In this post-9/11 world, I have nightmares of buildings collapsing, blazing missiles in the sky, and things blowing up. And where I live is pretty safe. I can't imagine what kind of dreams people have who really live near the hot spots of our world with suicide bombings and terrorist acts daily.
There are days when the problems of the world are not front-and-center in my mind. In the morning, I whisper a quick prayer for our military personnel overseas and that's that. The rest of the day, I'm totally absorbed in my own concerns. Maybe too self-absorbed. "Someone's son was killed? Oh. I've got to get this letter out by five." How callous the constant availability of 24-hour news makes us all.

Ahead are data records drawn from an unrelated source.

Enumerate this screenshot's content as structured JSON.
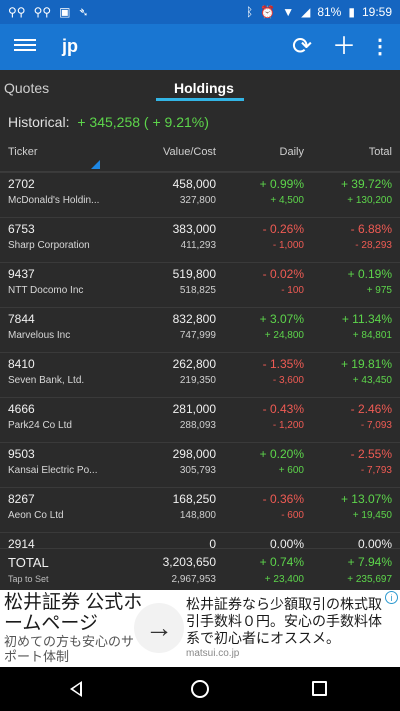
{
  "status_bar": {
    "battery": "81%",
    "time": "19:59",
    "left_icons": [
      "voicemail-icon",
      "voicemail-icon",
      "bus-icon",
      "download-arrow-icon"
    ],
    "right_icons": [
      "bluetooth-icon",
      "alarm-icon",
      "wifi-icon",
      "signal-icon",
      "battery-icon"
    ]
  },
  "app_bar": {
    "title": "jp",
    "icons": [
      "menu-icon",
      "refresh-icon",
      "add-icon",
      "more-vert-icon"
    ]
  },
  "tabs": [
    {
      "label": "Quotes",
      "active": false
    },
    {
      "label": "Holdings",
      "active": true
    }
  ],
  "historical": {
    "label": "Historical:",
    "value": "+ 345,258 ( + 9.21%)"
  },
  "columns": {
    "ticker": "Ticker",
    "value_cost": "Value/Cost",
    "daily": "Daily",
    "total": "Total"
  },
  "holdings": [
    {
      "ticker": "2702",
      "name": "McDonald's Holdin...",
      "value": "458,000",
      "cost": "327,800",
      "daily_pct": "+ 0.99%",
      "daily_val": "+ 4,500",
      "total_pct": "+ 39.72%",
      "total_val": "+ 130,200",
      "daily_dir": "pos",
      "total_dir": "pos"
    },
    {
      "ticker": "6753",
      "name": "Sharp Corporation",
      "value": "383,000",
      "cost": "411,293",
      "daily_pct": "- 0.26%",
      "daily_val": "- 1,000",
      "total_pct": "- 6.88%",
      "total_val": "- 28,293",
      "daily_dir": "neg",
      "total_dir": "neg"
    },
    {
      "ticker": "9437",
      "name": "NTT Docomo Inc",
      "value": "519,800",
      "cost": "518,825",
      "daily_pct": "- 0.02%",
      "daily_val": "- 100",
      "total_pct": "+ 0.19%",
      "total_val": "+ 975",
      "daily_dir": "neg",
      "total_dir": "pos"
    },
    {
      "ticker": "7844",
      "name": "Marvelous Inc",
      "value": "832,800",
      "cost": "747,999",
      "daily_pct": "+ 3.07%",
      "daily_val": "+ 24,800",
      "total_pct": "+ 11.34%",
      "total_val": "+ 84,801",
      "daily_dir": "pos",
      "total_dir": "pos"
    },
    {
      "ticker": "8410",
      "name": "Seven Bank, Ltd.",
      "value": "262,800",
      "cost": "219,350",
      "daily_pct": "- 1.35%",
      "daily_val": "- 3,600",
      "total_pct": "+ 19.81%",
      "total_val": "+ 43,450",
      "daily_dir": "neg",
      "total_dir": "pos"
    },
    {
      "ticker": "4666",
      "name": "Park24 Co Ltd",
      "value": "281,000",
      "cost": "288,093",
      "daily_pct": "- 0.43%",
      "daily_val": "- 1,200",
      "total_pct": "- 2.46%",
      "total_val": "- 7,093",
      "daily_dir": "neg",
      "total_dir": "neg"
    },
    {
      "ticker": "9503",
      "name": "Kansai Electric Po...",
      "value": "298,000",
      "cost": "305,793",
      "daily_pct": "+ 0.20%",
      "daily_val": "+ 600",
      "total_pct": "- 2.55%",
      "total_val": "- 7,793",
      "daily_dir": "pos",
      "total_dir": "neg"
    },
    {
      "ticker": "8267",
      "name": "Aeon Co Ltd",
      "value": "168,250",
      "cost": "148,800",
      "daily_pct": "- 0.36%",
      "daily_val": "- 600",
      "total_pct": "+ 13.07%",
      "total_val": "+ 19,450",
      "daily_dir": "neg",
      "total_dir": "pos"
    },
    {
      "ticker": "2914",
      "name": "",
      "value": "0",
      "cost": "",
      "daily_pct": "0.00%",
      "daily_val": "",
      "total_pct": "0.00%",
      "total_val": "",
      "daily_dir": "neu",
      "total_dir": "neu"
    }
  ],
  "totals": {
    "label": "TOTAL",
    "sub_label": "Tap to Set",
    "value": "3,203,650",
    "cost": "2,967,953",
    "daily_pct": "+ 0.74%",
    "daily_val": "+ 23,400",
    "total_pct": "+ 7.94%",
    "total_val": "+ 235,697"
  },
  "ad": {
    "headline": "松井証券 公式ホームページ",
    "subline": "初めての方も安心のサポート体制",
    "body": "松井証券なら少額取引の株式取引手数料０円。安心の手数料体系で初心者にオススメ。",
    "url": "matsui.co.jp",
    "arrow_icon": "arrow-right-icon",
    "info_icon": "ad-info-icon"
  },
  "nav": {
    "icons": [
      "back-icon",
      "home-icon",
      "recents-icon"
    ]
  },
  "colors": {
    "positive": "#5dd54b",
    "negative": "#ef5b54",
    "app_bar": "#1976d2",
    "tab_indicator": "#33b5e5"
  }
}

I grew up in the '50s when we were taught to hide under our desks for fear of a nuclear bomb. Throughout the '60s and '70s, I feared a nuclear holocaust. For a while, I was convinced that it was inevitable. I used to wonder what it was going to be like when "It" had finally happened. But I was young, and it's hard to live in constant fear. There were enough distractions.
Now I don't worry about all-out nuclear war, just dirty bombs that might take out a city or two. Or anthrax. Or some things I really don't want to mention here.
Yet I will once again, along with my countrymen, embark upon another holiday season. I will make my offerings for the Thanksgiving table and travel to my sister's house. We will eat, drink, and be very merry. We are all doing well, my family and I. We all have good homes and more than enough to eat and our closets are full. We will have a good time. But when we go home, we will turn on the radio and hear the bad news.
When I was a little girl I watched the newsreels of goose-stepping Nazis and wondered what it would have been like to actually live through such a terrible era. When Korea was saber-rattling a few weeks ago, I watched the images of their goose-stepping army. I was chilled as I realized anew that I am indeed living through "such a terrible era."
Later, while talking to my son, a college freshman enrolled in ROTC, I shared these fears, including my fear that Korea could launch a nuclear weapon against us.
My son was quiet for a moment and then said, "Mom, if they try something like that, they'll lose."
And that was that. There was no bragging in his tone, just his matter-of-fact assessment of the situation. Mine was the feminine impulse: Weakness. Fear. Despair. His was the response of the masculine: Strength. Fight. Win. God bless testosterone.
My son's simple response that evening – "they'll lose" – gave me hope. There will always be brave and strong Americans who will not give in to evil or defeatist attitudes. For this American spirit, this Thanksgiving, I do indeed give thanks.